What is Femoroacetabular Impingement (FAI)?
If you have been experiencing hip pain with hip flexion (moving your knee upwards), external rotation, or internal rotation, you would have probably experienced some stiffness or even locking in your hip. Very often, patients will describe their hip as being misaligned or that something is out-of-place.
This is how the diagnostic label femoroacetabular impingement syndrome came about.
For most parts, it was assumed that in the condition the bones of your hip joint are pinching tissues causing movement issues or pain. However, the latest research is starting to find that FAI findings are common even in asymptomatic individuals.
As many as up to 31% of individuals without hip pain or symptoms or whatsoever would show some form of “abnormality” that is consistent with FAI on their MRIs or CT scans.
This challenges our understanding of how an “impinged” hip may hurt and the treatment options that are sensible for hip pain patients.

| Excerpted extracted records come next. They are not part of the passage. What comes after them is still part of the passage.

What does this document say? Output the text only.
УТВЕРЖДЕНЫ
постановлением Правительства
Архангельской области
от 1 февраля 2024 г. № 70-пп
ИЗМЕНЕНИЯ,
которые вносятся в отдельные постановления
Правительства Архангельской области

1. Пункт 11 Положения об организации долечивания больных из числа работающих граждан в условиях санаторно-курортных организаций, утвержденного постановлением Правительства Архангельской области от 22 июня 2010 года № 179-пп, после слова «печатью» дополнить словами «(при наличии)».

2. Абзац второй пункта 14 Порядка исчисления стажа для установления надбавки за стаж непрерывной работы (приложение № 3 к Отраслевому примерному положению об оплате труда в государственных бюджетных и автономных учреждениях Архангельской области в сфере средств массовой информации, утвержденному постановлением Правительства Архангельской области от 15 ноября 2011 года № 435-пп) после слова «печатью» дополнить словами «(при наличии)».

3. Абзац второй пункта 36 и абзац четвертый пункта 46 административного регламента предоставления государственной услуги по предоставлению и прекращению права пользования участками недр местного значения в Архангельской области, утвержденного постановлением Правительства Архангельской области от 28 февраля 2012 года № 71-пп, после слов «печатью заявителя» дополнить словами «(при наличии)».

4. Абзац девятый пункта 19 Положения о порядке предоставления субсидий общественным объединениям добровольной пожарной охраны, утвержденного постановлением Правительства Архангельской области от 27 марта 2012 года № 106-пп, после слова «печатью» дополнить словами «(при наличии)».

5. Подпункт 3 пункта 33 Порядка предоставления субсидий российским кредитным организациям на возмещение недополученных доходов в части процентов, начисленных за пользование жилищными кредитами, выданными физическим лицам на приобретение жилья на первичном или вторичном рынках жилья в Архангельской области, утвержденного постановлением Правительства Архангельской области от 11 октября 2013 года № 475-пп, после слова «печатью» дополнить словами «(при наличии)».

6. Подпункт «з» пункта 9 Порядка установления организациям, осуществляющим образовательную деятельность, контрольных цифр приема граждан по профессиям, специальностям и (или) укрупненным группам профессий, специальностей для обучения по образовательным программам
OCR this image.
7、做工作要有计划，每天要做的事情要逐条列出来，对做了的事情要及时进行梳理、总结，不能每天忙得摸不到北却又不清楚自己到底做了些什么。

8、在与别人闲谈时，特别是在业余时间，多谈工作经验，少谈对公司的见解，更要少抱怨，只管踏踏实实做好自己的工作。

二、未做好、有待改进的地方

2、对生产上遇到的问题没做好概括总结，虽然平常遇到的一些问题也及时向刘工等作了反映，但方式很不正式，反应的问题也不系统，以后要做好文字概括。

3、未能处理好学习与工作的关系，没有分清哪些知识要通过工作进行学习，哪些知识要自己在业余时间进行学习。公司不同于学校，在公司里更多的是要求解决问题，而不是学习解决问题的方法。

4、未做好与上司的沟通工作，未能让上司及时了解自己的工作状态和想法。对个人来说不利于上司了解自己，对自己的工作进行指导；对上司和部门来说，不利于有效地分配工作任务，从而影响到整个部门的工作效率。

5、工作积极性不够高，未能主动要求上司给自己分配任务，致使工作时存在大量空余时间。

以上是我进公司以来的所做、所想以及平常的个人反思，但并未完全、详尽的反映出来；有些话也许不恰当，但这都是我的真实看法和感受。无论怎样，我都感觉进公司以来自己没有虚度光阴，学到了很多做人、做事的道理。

What causes femoral acetabular impingement?
It is not clear what exactly causes FAI, or that why a third of individuals without any symptoms have FAI.
In that sense if you were to have hip pain and your MRI later shows that you have FAI, that alone is not enough for us to conclude that your hip pain is coming from the FAI.
To understand FAI better, you would have to understand your hip joint.
The hip joint, more accurately the acetabulofemoral joint, is made up of four bones. The femur (thigh bone) is the bone that joints into the cup-shape acetabulum, which is formed by the ilium, pubis, and ischium (three pelvic bones).
Because of the cup shape of the acetabulum and the ball shape of the femoral head (of the thigh bone), this joint is often referred to as a ball-and-socket joint.
The femur doesn’t join directly to the acetabulum per se. There is an articular cartilage that called the labrum that on the pelvic surface that holds the head of the femur bone in place.
You can imagine that damage to the labrum (e.g. labral tears) can result in abnormal contact between the bones. Sometimes the labrum is completely perfect but an abnormally shaped femoral head can cause changes to the hip joint. This is how we think impingement occurs.
There are two major classes of hip impingements. The cam impingement and the pincer impingement. In cam impingement, the head of the thigh bone is not perfectly round that that changes how it is able to move within the acetabular surface of the hip joint. As for pincer deformity, it results from the excess bone from the pelvic surface covering too much of the femur bone to allow normal movement.
It is possible for a patient to have both cam and pincer deformities.
What does research say about hip surgery?
The latest study on hip surgery (published Nov 2020) with 650 participants found that surgery for femoroacetabular impingement syndrome was no more effective than conservative treatment.
According to the authors, conservative treatment and surgery can both equally improve disability for femoroacetabular impingement syndrome patients.
This comes as a surprise as arthroscopic hip surgery is gaining popularity over the more less risky exercise-based treatments or activity modification approach to managing hip pain.
The biggest reason to support orthopaedic surgery intervention as the better treatment is that surgery can correct for anatomy changes in the hip that may be contributing to a person’s symptom experience. However, research has consistently shown that pain is more complex than that.
The latest studies have shown that MRI findings such as disc herniations or even knee osteoarthritis correlate poorly with an person’s pain experience. Furthermore, our current understanding of pain science has expanded to accept that non-physical factors (e.g. contextual factors) can contribute as much as physical factors to a person’s pain experience.
In that sense, as much as surgery can “correct” for hip impingement, it may not yield a superior outcome. Because the perceived impingement may not be the sole reason why a patient experiences hip pain!
With all of this information in mind, it doesn’t make sense to choose surgery first.
While it is indeed unfair to say conservative treatments yield better outcomes than surgery (according to this paper, it does not), it is reasonable to consider surgery as a higher risk treatment option.
Conservative treatments such as therapeutic exercises, strength and conditioning, physical therapy, motor control exercises help. These interventions have been reported to produce comparable results to surgery with significantly less risks and should be considered first-line treatment option for clients with hip pain.